The rise of Brent crude above US$100 a barrel could help Gulf producers sell more oil. Yesterday, Brent exceeded $102 while West Texas Intermediate (WTI) crude fell below $86.
The near record price spread of more than $15 per barrel between the two leading crude oil benchmarks is reflected in unusually wide spreads between Brent and other crude grades, opening up selling opportunities for Gulf producers.
That is because the price of Dubai crude, the regional benchmark, is not pegged to Brent, unlike the crudes pumped by west African states.
The African producers are the Gulf's main competitors in supplying crude to the Asia-Pacific region, where oil demand is growing fastest.
Opec has questioned the usefulness of benchmark crudes in their influential role in setting global oil price levels.
"Recent price trends in the WTI and Brent benchmarks are more a reflection of the specific circumstances of their underlying crudes, rather than an indicator of any tightness in the physical market as a whole," the exporters' group said yesterday.

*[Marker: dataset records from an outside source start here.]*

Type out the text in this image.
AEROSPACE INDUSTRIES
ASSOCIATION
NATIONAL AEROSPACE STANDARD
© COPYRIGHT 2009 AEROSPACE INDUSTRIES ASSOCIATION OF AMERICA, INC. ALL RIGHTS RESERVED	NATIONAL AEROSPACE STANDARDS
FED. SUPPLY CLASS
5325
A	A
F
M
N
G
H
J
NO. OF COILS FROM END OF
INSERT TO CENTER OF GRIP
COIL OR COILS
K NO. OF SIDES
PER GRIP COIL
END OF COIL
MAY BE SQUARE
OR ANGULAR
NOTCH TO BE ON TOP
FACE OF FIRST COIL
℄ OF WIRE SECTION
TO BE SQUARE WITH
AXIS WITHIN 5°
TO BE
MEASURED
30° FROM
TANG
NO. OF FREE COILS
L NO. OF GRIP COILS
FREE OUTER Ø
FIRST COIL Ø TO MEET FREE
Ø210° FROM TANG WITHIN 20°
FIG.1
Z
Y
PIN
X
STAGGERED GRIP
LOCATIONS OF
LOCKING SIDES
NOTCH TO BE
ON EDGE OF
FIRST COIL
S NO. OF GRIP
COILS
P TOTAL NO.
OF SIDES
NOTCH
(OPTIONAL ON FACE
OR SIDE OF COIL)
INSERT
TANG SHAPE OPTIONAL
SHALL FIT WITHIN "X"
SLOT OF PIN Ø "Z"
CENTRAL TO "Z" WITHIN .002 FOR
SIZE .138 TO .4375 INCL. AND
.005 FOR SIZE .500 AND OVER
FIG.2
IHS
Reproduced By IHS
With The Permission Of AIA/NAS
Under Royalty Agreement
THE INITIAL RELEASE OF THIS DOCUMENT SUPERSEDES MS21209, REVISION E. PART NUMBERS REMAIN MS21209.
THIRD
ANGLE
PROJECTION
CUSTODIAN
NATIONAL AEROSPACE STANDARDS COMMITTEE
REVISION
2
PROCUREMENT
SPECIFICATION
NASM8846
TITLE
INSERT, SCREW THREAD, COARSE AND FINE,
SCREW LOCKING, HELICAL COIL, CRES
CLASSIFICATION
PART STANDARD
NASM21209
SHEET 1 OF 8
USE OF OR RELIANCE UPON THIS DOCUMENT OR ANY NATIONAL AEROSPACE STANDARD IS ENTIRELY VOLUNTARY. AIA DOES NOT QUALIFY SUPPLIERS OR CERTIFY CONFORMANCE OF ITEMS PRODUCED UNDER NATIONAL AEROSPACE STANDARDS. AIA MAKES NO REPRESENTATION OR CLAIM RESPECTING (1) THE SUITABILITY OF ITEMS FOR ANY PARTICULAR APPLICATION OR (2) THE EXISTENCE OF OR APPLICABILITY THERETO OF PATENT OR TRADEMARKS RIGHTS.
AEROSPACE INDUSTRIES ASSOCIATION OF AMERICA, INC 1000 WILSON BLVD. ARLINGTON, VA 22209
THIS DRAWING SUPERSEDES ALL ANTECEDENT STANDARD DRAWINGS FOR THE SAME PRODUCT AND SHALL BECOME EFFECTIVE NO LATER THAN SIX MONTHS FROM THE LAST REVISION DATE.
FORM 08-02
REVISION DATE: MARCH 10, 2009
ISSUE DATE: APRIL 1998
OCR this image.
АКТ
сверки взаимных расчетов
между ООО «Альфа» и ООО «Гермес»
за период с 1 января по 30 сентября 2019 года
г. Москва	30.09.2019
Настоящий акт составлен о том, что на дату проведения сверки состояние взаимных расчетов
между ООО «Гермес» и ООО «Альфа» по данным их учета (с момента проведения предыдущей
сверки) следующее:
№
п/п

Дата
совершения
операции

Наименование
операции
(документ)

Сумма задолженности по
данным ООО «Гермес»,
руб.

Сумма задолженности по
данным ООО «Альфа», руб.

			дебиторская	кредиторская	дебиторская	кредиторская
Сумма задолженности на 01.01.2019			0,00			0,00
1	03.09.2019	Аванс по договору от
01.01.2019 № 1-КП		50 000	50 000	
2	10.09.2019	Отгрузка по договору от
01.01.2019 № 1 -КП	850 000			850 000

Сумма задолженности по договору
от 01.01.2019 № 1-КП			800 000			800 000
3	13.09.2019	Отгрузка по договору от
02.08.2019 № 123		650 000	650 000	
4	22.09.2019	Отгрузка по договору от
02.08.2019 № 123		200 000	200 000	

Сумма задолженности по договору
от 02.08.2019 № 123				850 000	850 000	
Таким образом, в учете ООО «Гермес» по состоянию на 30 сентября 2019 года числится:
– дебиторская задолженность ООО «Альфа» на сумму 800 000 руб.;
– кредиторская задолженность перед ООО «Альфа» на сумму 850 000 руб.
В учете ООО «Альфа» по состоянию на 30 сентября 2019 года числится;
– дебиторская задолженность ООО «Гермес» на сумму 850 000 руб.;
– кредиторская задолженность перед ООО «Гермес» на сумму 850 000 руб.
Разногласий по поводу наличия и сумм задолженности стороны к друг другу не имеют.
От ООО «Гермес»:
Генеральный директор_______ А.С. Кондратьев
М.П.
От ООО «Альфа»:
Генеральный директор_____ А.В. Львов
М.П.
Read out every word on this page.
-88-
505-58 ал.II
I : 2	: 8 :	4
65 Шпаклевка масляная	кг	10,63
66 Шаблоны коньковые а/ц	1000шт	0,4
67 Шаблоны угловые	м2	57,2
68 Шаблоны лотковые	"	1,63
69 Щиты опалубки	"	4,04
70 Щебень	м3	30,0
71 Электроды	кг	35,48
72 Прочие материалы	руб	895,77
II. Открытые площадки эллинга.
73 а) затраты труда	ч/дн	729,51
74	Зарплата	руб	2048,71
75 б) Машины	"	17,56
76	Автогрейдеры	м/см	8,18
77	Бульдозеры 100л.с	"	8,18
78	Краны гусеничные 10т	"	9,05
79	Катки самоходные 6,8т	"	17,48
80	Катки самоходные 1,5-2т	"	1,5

"This raises questions about their ongoing effectiveness as barometers for the international crude market."
The International Energy Agency (IEA) said yesterday in its latest monthly oil market report: "Brent's lofty premium to Dubai crude has made Middle East crudes linked to Dubai more attractive" in the Asia-Pacific area.
Brent's premium over Dubai crude, which is normally cheaper than the European benchmark because it is stickier and more sulphurous, has widened to about $4 per barrel, its highest in more than two years.
Last year, the spread between the two averaged $1.55, according to Bloomberg data. Asian refiners and traders expect it to widen to $5 a barrel this month, the agency reported.
Chinese refiners prefer lighter, less sulphurous west African crudes, which are cheaper to refine into products such as diesel, and are willing to pay "top dollar" for them, the IEA noted.
Nevertheless, more Gulf and Latin American crudes, which also tend to be heavy and sour, have been heading to Asia, said John Vautrain, a senior vice president of the oil consultant Purvin and Gertz in Singapore.
A number of Latin American crudes have the added market advantage of being pegged to the relatively cheap WTI.
"Chinese demand has acted like a magnet and exporting countries have tried to make the most of the strong pull eastwards," the Vienna consultancy JBC Energy said in a note.
The IEA, which advises industrialised countries on energy issues, said crude prices were recently propelled by political unrest in Egypt.